Now I need some very coarse-grained control over CDI-injected object lifecycles. I need the ability to:
Remove an injected object from the application context, or
Destroy/delete/clear/reset/remove the entire application context, or
Define my own #ScopeType and implementing Context in which I could provide methods to perform one of the two above tasks.
I'm fully aware that this is across, if not against, the grain of CDI and dependency injection in general. I just want to know
Is this remotely possible?
If yes, what is the easiest/simplest/quickest/foolproofiest way to get the job done?
Weld Reference Documentation Section 2.1.2
Keep in mind that once a bean is bound
to a context, it remains in that
context until the context is
destroyed. There is no way to manually
remove a bean from a context. If you
don't want the bean to sit in the
session indefinitely, consider using
another scope with a shorted lifespan,
such as the request or conversation
scope.
Custom scope example Porting the veiwscoped jsf annonation to cdi
If you really don't want to take the path of the Custom scope type.. You can use a non-portable method by using BeanManager.getContext method and cast this context in a weld AbstractSharedContext to have access to the beanstore or the cleanUp() method of the context.
Check this thread on how to get a BeanManager instance for your environment
A custom scope which might fit your needs is available at https://github.com/openknowledge/openknowledge-cdi-extensions/tree/master/openknowledge-cdi-scope/src/main/java/de/openknowledge/cdi/scope Maybe you have to adjust the implementation a bit.
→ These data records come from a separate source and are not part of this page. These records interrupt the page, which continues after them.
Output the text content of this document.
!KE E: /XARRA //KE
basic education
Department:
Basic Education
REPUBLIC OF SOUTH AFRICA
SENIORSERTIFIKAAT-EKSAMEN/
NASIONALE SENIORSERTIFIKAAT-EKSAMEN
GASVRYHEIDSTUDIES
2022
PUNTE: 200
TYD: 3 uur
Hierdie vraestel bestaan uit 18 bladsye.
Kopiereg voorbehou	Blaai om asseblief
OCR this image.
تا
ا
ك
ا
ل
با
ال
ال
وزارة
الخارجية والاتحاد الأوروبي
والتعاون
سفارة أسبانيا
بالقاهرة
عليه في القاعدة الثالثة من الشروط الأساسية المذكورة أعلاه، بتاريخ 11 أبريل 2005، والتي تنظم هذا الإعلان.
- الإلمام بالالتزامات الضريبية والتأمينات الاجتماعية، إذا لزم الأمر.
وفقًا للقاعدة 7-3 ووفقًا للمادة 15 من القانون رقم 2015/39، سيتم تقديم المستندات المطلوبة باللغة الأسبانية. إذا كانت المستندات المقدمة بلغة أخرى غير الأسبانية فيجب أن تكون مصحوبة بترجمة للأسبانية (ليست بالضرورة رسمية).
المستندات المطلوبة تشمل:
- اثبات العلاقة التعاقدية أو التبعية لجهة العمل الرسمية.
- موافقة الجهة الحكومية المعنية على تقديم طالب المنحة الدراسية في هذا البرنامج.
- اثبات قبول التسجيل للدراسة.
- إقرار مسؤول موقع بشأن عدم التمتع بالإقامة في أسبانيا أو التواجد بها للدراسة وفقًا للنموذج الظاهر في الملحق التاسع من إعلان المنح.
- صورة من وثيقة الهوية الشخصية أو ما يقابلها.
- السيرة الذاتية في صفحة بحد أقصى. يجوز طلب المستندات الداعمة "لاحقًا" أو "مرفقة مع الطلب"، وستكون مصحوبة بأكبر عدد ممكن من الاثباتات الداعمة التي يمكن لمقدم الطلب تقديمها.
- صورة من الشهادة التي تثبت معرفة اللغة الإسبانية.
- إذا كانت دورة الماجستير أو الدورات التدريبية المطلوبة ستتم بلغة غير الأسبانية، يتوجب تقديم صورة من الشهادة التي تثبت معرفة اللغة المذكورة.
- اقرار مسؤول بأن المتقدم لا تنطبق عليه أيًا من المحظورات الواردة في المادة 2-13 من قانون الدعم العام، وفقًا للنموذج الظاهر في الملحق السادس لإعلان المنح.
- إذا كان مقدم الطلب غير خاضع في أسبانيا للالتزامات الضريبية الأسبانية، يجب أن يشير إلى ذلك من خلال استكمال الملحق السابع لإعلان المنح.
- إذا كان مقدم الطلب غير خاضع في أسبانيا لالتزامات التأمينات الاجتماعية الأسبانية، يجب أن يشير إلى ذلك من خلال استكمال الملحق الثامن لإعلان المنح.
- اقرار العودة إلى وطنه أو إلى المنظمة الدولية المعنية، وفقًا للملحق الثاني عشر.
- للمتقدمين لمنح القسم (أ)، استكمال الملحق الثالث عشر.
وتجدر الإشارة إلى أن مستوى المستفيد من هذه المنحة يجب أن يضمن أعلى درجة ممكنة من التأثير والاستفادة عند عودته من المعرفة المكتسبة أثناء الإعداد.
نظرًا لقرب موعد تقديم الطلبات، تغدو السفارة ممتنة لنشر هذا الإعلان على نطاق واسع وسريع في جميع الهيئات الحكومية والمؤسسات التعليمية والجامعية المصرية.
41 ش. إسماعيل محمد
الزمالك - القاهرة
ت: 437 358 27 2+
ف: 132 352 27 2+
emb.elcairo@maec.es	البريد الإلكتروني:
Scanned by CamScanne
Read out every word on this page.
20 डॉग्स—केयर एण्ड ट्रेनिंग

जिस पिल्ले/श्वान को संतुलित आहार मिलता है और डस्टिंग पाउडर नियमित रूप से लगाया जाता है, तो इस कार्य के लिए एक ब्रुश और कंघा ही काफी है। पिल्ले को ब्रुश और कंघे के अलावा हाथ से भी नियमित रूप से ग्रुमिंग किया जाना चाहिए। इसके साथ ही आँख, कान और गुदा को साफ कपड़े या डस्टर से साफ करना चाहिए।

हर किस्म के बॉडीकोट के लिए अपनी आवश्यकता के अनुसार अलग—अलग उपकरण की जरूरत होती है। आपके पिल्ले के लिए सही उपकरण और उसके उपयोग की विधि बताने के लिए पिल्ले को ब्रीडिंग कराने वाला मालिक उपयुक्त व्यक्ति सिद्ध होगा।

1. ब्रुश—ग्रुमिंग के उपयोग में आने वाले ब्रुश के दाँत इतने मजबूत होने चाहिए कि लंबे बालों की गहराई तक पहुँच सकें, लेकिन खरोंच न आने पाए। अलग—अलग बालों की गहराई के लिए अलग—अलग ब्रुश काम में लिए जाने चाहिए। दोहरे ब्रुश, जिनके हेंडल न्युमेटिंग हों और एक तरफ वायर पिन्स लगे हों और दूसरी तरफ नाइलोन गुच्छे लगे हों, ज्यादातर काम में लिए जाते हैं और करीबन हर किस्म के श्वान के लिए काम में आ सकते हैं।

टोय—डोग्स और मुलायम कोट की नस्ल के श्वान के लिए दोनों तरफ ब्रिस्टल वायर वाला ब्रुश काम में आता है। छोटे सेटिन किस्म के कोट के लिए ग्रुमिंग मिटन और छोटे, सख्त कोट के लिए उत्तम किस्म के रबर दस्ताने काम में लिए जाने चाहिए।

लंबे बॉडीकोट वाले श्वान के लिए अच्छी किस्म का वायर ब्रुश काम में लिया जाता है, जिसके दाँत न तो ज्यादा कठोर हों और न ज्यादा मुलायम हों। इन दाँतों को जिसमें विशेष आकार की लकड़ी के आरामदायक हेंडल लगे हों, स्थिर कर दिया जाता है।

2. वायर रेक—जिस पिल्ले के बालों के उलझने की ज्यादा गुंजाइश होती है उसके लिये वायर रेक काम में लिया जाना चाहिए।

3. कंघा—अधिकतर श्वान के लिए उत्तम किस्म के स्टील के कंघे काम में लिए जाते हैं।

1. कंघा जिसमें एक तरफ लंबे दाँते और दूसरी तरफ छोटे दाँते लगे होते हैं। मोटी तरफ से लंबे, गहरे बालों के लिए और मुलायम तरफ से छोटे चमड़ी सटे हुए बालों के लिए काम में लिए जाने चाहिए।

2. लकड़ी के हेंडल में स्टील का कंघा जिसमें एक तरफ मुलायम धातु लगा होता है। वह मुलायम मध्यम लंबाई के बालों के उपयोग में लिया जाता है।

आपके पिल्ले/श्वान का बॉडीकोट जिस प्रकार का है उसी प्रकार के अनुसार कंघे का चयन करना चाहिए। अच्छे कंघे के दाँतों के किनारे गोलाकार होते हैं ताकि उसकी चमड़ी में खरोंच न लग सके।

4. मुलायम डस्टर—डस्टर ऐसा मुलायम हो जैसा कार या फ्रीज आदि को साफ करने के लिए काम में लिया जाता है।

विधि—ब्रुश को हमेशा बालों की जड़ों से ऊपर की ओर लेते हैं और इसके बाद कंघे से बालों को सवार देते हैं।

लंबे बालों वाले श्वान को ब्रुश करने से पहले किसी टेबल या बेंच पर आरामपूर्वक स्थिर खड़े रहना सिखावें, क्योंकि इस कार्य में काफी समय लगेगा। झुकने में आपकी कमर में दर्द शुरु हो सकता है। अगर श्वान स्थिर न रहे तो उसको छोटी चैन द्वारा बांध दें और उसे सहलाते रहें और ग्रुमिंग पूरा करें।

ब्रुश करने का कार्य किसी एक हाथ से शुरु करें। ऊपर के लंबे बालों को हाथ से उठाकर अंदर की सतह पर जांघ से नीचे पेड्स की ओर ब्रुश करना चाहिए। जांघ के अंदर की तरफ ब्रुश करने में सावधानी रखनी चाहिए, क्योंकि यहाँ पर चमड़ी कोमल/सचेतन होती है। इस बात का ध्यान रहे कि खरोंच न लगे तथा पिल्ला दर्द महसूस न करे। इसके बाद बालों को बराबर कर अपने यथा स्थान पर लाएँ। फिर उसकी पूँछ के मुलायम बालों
Out of the box there is only the Conversation scope that gives you total control on its lifecycle. But you can create your own scope if conversation doesn't suit your needs.
Creating a scope is a tough job, but you can go to weld code and look how conversation was implemented.
In CDI 1.1 there is a javax.enterprise.context.spi.AlterableContext interface, which allows you to individually destroy a bean instance. All normal scopes (request, conversation, session) are alterable.
AlterableContext ctxConversation = (AlterableContext) beanManager.getContext(ConversationScoped.class);
for (Bean<?> bean : beanManager.getBeans(Object.class)) {
Object instance = ctxConversation.get(bean);
if (instance != null) {
ctxConversation.destroy(instance);
}
}
The beanManager here is a javax.enterprise.inject.spi.BeanManager instance. You can get it via JNDI lookup:
InitialContext.doLookup("java:comp/BeanManager");
or via CDI static method:
CDI.current().getBeanManager();
, but be aware of the issues with the static method in some Weld versions:
javax.enterprise.inject.spi.CDI implementation does not support multiple deployments;
CDI.current().getBeanManager() returns a beanmanager from a different deployment.